The first draft of a novel is unlike any other work a student will be assigned. Most creative writing classes don’t focus on reading novels, or teach how to plow through writing them. As Cathy Day discusses in her article “The Story Problem: 10 Thoughts on Academia’s Novel Crisis,” students are taught to write short, standalone texts:
“Why is this so? Simply: the short story is a more manageable form, both for the instructor and the student, and I have been both. For the writer who teaches a full load of courses and is always mindful of balancing “prep” time with writing time, it’s easier to teach short stories than novels, and it’s easier to annotate and critique a work-in-progress that is 10 pages long as opposed to a story that is 300 pages long. It’s advantageous for students, too. Within the limited time frame of a semester, they gain the sense of accomplishment that comes with writing, submitting for discussion, revising, and perhaps even finishing (or publishing!) a short story.”
The classroom setting not only often avoids teaching novels, but can also discourage writing them through the workshop set-up:
“But I am saying that I think a lot of what comes out of creative writing programs are stories that could be or want to be novels, but the academic fiction workshop is not fertile ground for those story seeds. The seeds don’t grow. They are (sometimes) actively and (more likely) passively discouraged from growing. The rhythm of school, the quarter or semester, is conducive to the writing of small things, not big things, and I don’t think we (“we” meaning the thousands of writers currently employed to teach fiction writing in this country) try hard enough to think beyond that rhythm because, for many of us, it’s the only rhythm we know. We need to teach students how to move from “story” to “book,” because the book is (for now, at least) the primary unit of intellectual production.”
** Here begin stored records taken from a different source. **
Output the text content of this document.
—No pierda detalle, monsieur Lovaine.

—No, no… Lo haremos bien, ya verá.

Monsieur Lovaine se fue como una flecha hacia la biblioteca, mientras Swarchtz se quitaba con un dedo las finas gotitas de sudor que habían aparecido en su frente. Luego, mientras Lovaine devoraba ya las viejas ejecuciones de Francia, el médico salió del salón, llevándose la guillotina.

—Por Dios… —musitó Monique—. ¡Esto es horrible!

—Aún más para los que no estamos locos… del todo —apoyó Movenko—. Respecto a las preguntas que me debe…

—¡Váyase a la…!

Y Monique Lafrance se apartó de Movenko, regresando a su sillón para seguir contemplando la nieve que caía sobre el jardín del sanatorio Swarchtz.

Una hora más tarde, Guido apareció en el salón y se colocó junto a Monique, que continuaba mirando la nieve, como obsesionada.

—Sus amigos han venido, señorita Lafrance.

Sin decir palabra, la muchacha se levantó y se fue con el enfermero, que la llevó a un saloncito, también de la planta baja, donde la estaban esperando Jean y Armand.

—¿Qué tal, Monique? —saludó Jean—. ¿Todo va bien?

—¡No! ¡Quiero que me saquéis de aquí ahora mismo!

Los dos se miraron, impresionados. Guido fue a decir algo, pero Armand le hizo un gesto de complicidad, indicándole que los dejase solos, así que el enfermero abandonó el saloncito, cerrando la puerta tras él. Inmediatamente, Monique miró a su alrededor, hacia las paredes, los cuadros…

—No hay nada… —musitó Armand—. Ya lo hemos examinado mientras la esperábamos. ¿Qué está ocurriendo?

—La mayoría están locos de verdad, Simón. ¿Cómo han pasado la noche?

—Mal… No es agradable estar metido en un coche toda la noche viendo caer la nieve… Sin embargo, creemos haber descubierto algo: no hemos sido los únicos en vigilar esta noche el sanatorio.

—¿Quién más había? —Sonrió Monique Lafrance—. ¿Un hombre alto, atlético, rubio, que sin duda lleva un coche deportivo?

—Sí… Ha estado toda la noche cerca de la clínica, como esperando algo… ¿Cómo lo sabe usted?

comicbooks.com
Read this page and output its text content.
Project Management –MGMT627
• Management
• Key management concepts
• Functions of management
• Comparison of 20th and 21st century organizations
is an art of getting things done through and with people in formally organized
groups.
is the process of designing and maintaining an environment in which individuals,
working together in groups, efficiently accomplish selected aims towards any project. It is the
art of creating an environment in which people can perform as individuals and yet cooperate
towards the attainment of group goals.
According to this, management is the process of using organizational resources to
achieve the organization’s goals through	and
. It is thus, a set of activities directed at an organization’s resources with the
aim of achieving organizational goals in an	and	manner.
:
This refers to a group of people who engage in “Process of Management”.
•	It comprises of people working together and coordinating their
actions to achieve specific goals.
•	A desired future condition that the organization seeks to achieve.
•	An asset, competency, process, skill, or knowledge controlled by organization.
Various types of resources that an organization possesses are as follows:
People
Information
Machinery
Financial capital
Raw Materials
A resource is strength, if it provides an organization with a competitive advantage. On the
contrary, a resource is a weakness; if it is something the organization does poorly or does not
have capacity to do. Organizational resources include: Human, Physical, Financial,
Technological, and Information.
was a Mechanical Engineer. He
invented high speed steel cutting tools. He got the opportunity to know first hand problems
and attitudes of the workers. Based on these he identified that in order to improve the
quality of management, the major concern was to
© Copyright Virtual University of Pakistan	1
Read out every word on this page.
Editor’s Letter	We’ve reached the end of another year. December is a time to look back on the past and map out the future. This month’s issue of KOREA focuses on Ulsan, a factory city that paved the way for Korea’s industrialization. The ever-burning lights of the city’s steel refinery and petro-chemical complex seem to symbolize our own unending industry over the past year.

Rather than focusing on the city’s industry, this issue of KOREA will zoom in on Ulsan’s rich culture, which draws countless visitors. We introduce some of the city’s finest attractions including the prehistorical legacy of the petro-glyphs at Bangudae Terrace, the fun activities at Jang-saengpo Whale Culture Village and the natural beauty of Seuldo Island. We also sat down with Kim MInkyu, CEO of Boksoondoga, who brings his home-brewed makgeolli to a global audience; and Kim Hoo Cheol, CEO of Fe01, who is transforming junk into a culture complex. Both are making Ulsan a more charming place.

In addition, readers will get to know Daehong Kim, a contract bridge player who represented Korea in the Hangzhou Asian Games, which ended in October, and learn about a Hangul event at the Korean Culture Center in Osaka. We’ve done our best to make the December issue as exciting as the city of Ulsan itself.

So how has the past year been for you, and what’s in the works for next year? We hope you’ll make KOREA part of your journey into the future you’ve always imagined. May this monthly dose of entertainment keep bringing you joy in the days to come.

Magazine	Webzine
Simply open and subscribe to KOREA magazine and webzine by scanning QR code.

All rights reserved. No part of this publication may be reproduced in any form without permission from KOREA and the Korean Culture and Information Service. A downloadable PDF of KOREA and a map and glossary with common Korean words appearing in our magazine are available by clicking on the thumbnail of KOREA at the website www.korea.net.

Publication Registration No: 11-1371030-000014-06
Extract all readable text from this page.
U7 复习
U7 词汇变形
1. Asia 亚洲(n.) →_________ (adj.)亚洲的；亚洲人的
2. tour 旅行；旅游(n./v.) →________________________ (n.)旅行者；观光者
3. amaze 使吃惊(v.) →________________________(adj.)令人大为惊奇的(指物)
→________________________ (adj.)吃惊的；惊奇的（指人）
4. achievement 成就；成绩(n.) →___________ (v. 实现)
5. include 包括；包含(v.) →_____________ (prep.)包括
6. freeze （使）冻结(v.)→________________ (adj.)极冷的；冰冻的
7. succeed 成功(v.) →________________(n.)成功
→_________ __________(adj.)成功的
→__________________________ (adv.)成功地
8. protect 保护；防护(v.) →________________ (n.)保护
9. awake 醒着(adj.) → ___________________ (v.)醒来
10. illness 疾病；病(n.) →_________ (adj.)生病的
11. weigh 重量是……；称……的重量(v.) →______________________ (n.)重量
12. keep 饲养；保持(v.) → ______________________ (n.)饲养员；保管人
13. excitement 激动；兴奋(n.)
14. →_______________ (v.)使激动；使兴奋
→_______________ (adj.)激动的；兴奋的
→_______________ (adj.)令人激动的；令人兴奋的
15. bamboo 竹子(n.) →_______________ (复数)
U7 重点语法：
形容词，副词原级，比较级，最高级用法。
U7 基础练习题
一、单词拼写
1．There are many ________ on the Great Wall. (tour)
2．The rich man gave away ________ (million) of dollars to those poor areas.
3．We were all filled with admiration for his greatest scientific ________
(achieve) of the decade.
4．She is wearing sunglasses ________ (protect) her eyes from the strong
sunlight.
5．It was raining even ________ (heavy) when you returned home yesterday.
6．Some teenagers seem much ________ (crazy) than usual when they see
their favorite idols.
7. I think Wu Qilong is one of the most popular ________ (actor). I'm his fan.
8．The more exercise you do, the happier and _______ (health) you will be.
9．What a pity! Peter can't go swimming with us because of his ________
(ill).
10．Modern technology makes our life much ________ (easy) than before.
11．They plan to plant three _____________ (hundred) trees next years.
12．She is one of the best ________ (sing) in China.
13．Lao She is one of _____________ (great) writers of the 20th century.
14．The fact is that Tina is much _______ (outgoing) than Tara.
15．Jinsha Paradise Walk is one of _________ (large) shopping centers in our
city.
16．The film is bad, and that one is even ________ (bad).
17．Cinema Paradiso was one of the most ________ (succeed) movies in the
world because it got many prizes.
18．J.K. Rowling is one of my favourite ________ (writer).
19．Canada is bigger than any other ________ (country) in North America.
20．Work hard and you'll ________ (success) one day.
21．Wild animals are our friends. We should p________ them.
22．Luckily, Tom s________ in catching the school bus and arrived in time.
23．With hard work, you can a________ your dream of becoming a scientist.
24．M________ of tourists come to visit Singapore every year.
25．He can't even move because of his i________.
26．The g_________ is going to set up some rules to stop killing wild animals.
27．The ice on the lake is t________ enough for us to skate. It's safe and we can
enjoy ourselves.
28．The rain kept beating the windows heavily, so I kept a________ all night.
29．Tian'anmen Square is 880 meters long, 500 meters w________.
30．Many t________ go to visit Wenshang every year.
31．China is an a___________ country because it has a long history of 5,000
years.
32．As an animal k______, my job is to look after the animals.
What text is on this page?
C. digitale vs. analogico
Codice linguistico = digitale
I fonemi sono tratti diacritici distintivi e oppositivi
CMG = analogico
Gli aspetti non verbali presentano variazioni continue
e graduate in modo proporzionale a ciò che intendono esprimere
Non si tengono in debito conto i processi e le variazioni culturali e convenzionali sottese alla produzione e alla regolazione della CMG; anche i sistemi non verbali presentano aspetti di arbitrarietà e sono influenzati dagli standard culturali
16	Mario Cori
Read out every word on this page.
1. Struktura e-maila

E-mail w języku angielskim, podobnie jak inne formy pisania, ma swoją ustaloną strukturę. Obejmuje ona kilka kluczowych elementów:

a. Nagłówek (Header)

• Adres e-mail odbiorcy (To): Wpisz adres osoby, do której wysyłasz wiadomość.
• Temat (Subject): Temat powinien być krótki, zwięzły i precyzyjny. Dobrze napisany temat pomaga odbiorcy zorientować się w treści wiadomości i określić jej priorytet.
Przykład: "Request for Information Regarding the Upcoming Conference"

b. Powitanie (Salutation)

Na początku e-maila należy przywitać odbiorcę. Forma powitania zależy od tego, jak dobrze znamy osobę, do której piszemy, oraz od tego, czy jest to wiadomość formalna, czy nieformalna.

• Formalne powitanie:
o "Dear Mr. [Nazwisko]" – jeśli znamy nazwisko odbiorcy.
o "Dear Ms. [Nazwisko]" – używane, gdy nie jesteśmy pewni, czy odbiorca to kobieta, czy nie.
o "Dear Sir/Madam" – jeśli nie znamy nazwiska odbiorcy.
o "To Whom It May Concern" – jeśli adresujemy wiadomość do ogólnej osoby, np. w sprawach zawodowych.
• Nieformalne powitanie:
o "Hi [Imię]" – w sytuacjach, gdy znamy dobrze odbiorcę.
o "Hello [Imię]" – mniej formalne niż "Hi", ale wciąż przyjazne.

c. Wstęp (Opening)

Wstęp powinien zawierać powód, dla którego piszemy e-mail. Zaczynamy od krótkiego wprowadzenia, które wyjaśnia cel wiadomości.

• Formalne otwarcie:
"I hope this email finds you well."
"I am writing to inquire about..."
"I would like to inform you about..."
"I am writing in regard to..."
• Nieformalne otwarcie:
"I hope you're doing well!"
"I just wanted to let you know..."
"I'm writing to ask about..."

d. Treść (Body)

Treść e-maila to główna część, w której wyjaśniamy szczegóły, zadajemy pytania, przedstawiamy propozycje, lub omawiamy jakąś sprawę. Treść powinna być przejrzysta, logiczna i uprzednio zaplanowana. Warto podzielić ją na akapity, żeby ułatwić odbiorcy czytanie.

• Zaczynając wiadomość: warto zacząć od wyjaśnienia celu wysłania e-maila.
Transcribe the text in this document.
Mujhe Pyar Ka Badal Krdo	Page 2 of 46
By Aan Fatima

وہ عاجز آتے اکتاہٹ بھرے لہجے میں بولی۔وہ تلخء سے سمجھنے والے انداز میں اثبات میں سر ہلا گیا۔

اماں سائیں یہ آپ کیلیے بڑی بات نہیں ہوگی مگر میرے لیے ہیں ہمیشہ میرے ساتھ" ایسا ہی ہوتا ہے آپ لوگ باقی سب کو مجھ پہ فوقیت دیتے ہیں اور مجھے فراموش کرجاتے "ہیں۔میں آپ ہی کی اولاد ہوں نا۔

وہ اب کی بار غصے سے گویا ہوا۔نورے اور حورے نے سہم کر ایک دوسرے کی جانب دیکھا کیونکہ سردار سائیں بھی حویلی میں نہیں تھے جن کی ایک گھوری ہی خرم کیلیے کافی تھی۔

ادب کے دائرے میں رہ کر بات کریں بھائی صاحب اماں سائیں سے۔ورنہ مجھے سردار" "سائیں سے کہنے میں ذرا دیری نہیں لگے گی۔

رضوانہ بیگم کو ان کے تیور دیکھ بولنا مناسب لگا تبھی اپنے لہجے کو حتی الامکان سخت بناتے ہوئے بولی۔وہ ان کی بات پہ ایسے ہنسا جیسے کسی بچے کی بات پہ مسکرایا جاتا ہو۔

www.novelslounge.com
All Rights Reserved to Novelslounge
For this reason, Cathy Day structured her Advanced Fiction class around the production of the first draft of a novel, assigning novels to the reading list to give her students an idea of how to structure their own, and setting a requirement of 3,333 new words each week. For some, the words have flown freely from the keyboard. But others, accustomed to the write, revise, write, revise method employed in most creative writing classes, have found their wheels spinning in the mud, their novels inching forward.
How do we keep ourselves from revising? No first draft is perfect, and how can we stand to stare at our work, with all its mistakes, and convince ourselves to keep going rather than to work backward?
Don’t reread your work, for a start. Looking at your first draft, beyond a cursory skim to see where you last left off, is asking to have each little flaw on the pages highlighted in your mind. For this reason, it’s important to have a detailed storyboard of your work, so that you know where you have been without rereading. This is also helpful to the process of moving forward because you’ll know where you are going next. If your writing program features a spell check, turn it off for the time being. Listen to fast-paced or inspirational music as you write. If a scene is so unbearably bad that you can’t stand to look at it without revising, start a new one. If a scene is too boring, either move ahead or force something to happen within the scene, even if you aren’t yet sure how this new, unexpected event will fit into the plot. And if you show your early work to others, make it clear that you aren’t asking what you should change or what you’ve done wrong. You simply want to know if they can tell what drives your characters or where the plot is headed.
Of course, avoiding all revision, however minor, is impossible. We authors are our own worst critics, and we will always feel compelled to fiddle with the words we’ve written. Revision isn’t a bad thing, even at the start of the writing process, provided it does not become so extensive as to overwhelm any progress in the writing. It’s fine to alter a word choice here or there, but don’t do it with each sentence of your first draft. And save the major revisions—reordering scenes, altering settings, introducing or removing characters from a chapter—until your first draft is completed. It may not be a work of art, but it’s much easier to sculpt a whole block of wood into a thing of beauty than it is to try the same process on a few twigs.